Ama bilimsel buluşlar, icatlar durmuyor elbette. Kazanç güdüsüyle de olsa, sonsuz bir hızla devam ediyor insan zekasının yaratıcılığı. Mesela bunlardan sonuncusu, aynı anda 40 dilde simultane çeviri yapabilen bir aletin icadı oldu değil mi? Türkçe de var o diller içinde ama mesela Batı Samoa dili veya Katalanca yok. Çünkü o diller ticari değiller. Zaten mevcut dünya düzeni kapitalizm, ticari olmayan dillerin de tıpkı insanlar ve diğer canlılar gibi varlığının devamında bir yarar görmüyor. “Katalanca bir ninni olmasa da olur” diyor. Hatta bunların yok olmalarını da "doğal" karşılıyor. Bu ayrı bir bahis. Ancak böyle bir aletin icadı ile artık dil eğitimi, dil bilerek hayatını kazanma, dil ile sağlanan tüm diğer menfaatler, dil farkı nedeniyle anlaşamama da dahil, dile dair her konu, her ayrım, sonsuza kadar yok olacak haliyle. Bu çok müthiş bir devrim Dünya ve insan türü için. Sınırlarla ayrılmış ve birbirlerini ötekileştirmiş insanlar, müthiş bir değişim gösterecekler böylece. Uluslar, devletler, sınırlar kendiliğinden yok olmaya başlayacak. Tek dilli olmayan, renkli ve çeşitli ama birbirini anlayan, iletişim kurabilen insanlar olacak tüm Dünya'da. Peki böyle bir Dünya, artık birkaç yüz mültimilyarder ailenin yönettiği bir Dünya olabilir mi hala? Anlaşabilen, konuşabilen insanlar, eskisi kadar kamplara ayrılıp savaştırılabilir mi? Dünya sadece Trump, Netanyahu, Putin ve Şi gibilere bırakılabilir mi? Dünya'nın kaynakları bu kadar kolay talan edilebilir mi? Elbette “hayır” olur bu soruların cevabı.

***

Sanırım, insan türü sadece 10 bin yılda tüketme noktasına getirdiği Dünya'yı, bu kez pozitif bilim sayesinde tekrar yaşanabilir bir yer haline getirmeyi de başaracaktır.

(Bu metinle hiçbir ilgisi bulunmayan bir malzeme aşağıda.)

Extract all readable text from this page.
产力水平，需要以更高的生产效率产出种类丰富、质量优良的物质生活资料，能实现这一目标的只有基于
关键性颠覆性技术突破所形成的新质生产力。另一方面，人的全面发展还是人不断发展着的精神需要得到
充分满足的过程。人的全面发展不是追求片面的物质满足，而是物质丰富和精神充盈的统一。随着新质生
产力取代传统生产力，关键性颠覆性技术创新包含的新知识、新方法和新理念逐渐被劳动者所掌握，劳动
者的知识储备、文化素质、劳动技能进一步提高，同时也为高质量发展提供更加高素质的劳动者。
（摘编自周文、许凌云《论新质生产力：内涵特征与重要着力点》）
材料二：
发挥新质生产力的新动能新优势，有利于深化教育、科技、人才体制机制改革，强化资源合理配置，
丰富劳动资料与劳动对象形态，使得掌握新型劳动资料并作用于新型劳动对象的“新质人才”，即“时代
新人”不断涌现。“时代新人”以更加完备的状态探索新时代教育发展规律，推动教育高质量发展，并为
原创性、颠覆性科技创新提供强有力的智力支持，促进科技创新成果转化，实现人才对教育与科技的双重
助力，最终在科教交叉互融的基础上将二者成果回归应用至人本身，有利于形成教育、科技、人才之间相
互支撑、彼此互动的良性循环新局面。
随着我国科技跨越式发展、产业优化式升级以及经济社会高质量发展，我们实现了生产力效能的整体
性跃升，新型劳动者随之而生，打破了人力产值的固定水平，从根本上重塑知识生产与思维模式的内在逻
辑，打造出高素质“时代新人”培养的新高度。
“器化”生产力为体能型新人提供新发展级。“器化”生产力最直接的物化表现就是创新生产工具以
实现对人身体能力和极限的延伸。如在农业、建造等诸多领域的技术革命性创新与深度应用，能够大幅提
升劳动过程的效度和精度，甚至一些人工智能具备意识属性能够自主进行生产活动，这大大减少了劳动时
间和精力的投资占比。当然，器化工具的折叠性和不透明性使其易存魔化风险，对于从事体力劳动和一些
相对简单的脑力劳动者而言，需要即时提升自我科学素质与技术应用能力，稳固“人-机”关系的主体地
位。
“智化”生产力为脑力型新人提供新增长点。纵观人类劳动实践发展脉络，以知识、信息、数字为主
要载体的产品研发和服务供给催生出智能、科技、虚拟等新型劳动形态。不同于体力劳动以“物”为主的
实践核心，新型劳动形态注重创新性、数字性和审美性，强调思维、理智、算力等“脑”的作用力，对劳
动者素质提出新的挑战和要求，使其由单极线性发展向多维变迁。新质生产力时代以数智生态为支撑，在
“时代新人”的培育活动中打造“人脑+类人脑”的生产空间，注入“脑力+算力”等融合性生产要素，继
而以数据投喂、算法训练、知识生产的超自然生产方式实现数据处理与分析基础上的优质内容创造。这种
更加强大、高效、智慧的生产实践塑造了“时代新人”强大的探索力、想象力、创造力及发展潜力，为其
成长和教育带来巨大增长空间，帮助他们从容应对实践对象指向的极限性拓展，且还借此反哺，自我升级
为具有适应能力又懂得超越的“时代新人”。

Dilleri farklı olsa bile anlaşabilen insanlar, elbette ortak tek dilin “barış, sevgi ve özgürlük” olduğunu da keşfedecektir sonuçta. Bu keşif ise, sadece kendi aralarında değil, devasa evren ve zamanla da barışık yaşamalarını sağlayacaktır. Ne dersiniz, gelecekten umutsuz olmaya, otokratlar karşısında sinmeye ve gerilemeye gerek var mı bu durumda? Bizim bir ömre sığdırdığımız iflah olmaz iyimserliğimizin temeli de bilim değil mi aslında? Zorbalar korksunlar asıl, çünkü ayaklarının altındaki zemin giderek yok olacak, bu dünya onlara ve acınası hesaplarına kalmayacak.

Lütfen bir an için bunları düşünüp, geleceğimize inançla, güvenle, aşkla bakmaya yönelir misiniz dostlar?